If you get a chance, take a look at Author Victor Davis Hanson’s recent essay “Two Californias” in which I think he frames up the current state of affairs in California perfectly. A sample: “What is happening to a state that has the highest sales and income taxes, the most lavish entitlements, the near-worst public schools (based on federal test scores), and the largest number of illegal aliens in the nation, along with an overregulated private sector, a stagnant and shrinking manufacturing base, and an elite environmental ethos that restricts commerce and productivity without curbing consumption?” It’s a great read.

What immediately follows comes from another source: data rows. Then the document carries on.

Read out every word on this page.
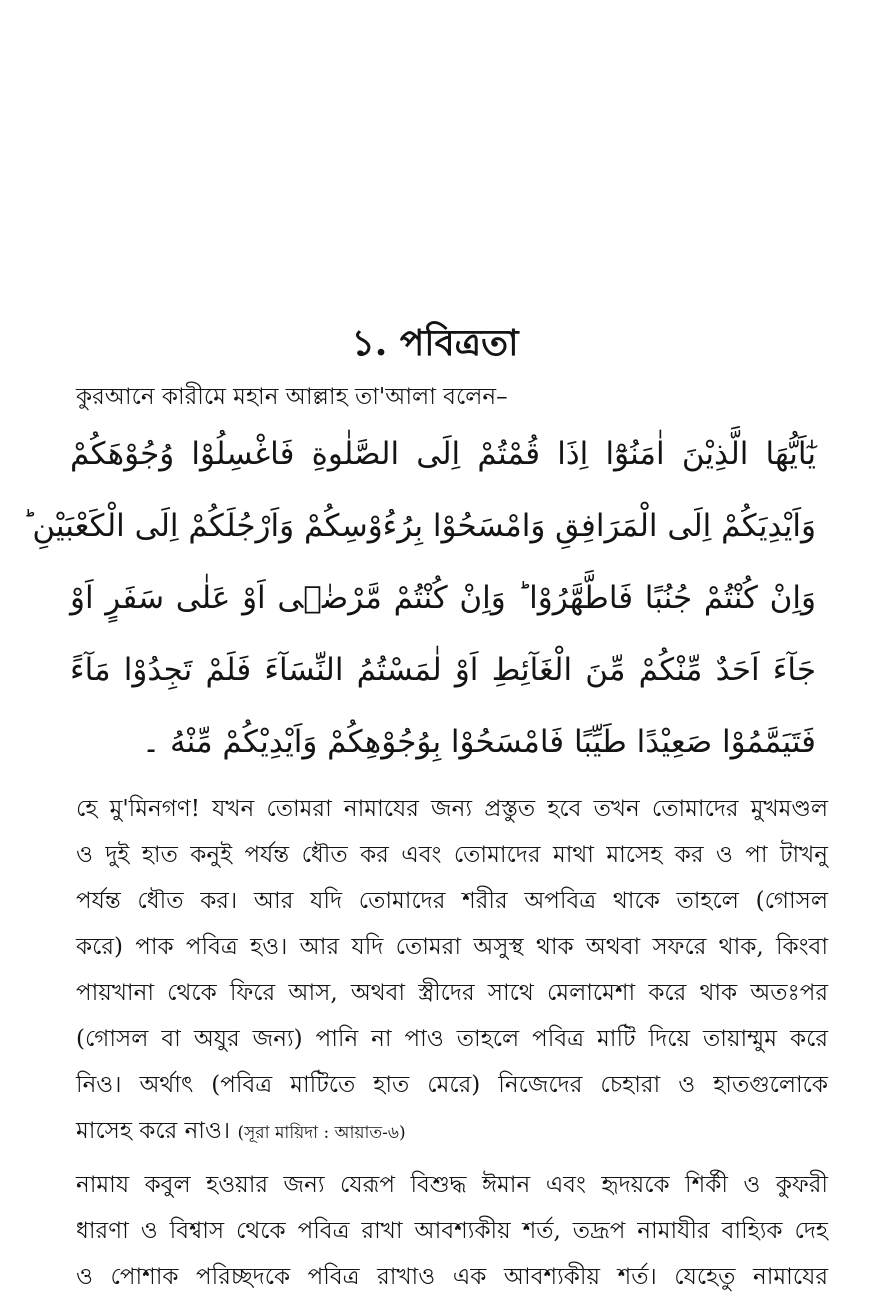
১. পবিত্রতা
কুরআনে কারীমে মহান আল্লাহ তা'আলা বলেন–
يٰٓاَيُّهَا الَّذِيْنَ اٰمَنُوْٓا اِذَا قُمْتُمْ اِلَى الصَّلٰوةِ فَاغْسِلُوْا وُجُوْهَكُمْ
وَاَيْدِيَكُمْ اِلَى الْمَرَافِقِ وَامْسَحُوْا بِرُءُوْسِكُمْ وَاَرْجُلَكُمْ اِلَى الْكَعْبَيْنِ ؕ
وَاِنْ كُنْتُمْ جُنُبًا فَاطَّهَّرُوْا ؕ وَاِنْ كُنْتُمْ مَّرْضٰۤى اَوْ عَلٰى سَفَرٍ اَوْ
جَآءَ اَحَدٌ مِّنْكُمْ مِّنَ الْغَآئِطِ اَوْ لٰمَسْتُمُ النِّسَآءَ فَلَمْ تَجِدُوْا مَآءً
فَتَيَمَّمُوْا صَعِيْدًا طَيِّبًا فَامْسَحُوْا بِوُجُوْهِكُمْ وَاَيْدِيْكُمْ مِّنْهُ ۔
হে মু'মিনগণ! যখন তোমরা নামাযের জন্য প্রস্তুত হবে তখন তোমাদের মুখমণ্ডল
ও দুই হাত কনুই পর্যন্ত ধৌত কর এবং তোমাদের মাথা মাসেহ কর ও পা টাখনু
পর্যন্ত ধৌত কর। আর যদি তোমাদের শরীর অপবিত্র থাকে তাহলে (গোসল
করে) পাক পবিত্র হও। আর যদি তোমরা অসুস্থ থাক অথবা সফরে থাক, কিংবা
পায়খানা থেকে ফিরে আস, অথবা স্ত্রীদের সাথে মেলামেশা করে থাক অতঃপর
(গোসল বা অযুর জন্য) পানি না পাও তাহলে পবিত্র মাটি দিয়ে তায়াম্মুম করে
নিও। অর্থাৎ (পবিত্র মাটিতে হাত মেরে) নিজেদের চেহারা ও হাতগুলোকে
মাসেহ করে নাও। (সূরা মায়িদা : আয়াত-৬)
নামায কবুল হওয়ার জন্য যেরূপ বিশুদ্ধ ঈমান এবং হৃদয়কে শির্কী ও কুফরী
ধারণা ও বিশ্বাস থেকে পবিত্র রাখা আবশ্যকীয় শর্ত, তদ্রূপ নামাযীর বাহ্যিক দেহ
ও পোশাক পরিচ্ছদকে পবিত্র রাখাও এক আবশ্যকীয় শর্ত। যেহেতু নামাযের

I spoke to soon. Last month in this column I mentioned that the California Legislature would consider updating to the outmoded California Environmental Quality Act, but it didn’t get done. As I mentioned last month, CEQA was enacted more than 40 years ago had good intentions but, since then, it has been misused by development, environmentalists and unions alike. One place to look for modernization is Oregon, which places a much greater emphasis on strong planning up front, reducing the need for lawsuits. Despite legislature inaction, CEQA needs modernizing.
If you have not yet done so, check out the new bypass on the way to Reno. Driving from the onramp at the Reno Tahoe International Airport to Stateline took an hour the other night with no speeding. At least I think there was no speeding involved.
For fans of Neil Young, who played here with his band Crazy Horse this past summer, don’t miss his new biography “Waging Heavy Peace.” Already the first couple of chapters have been great offering insights to a very private singer/songwriter/ entrepreneur. Dig in.
Thanks to all of you who sent me condolences about my mother passing. Your thoughts of support were very much appreciated.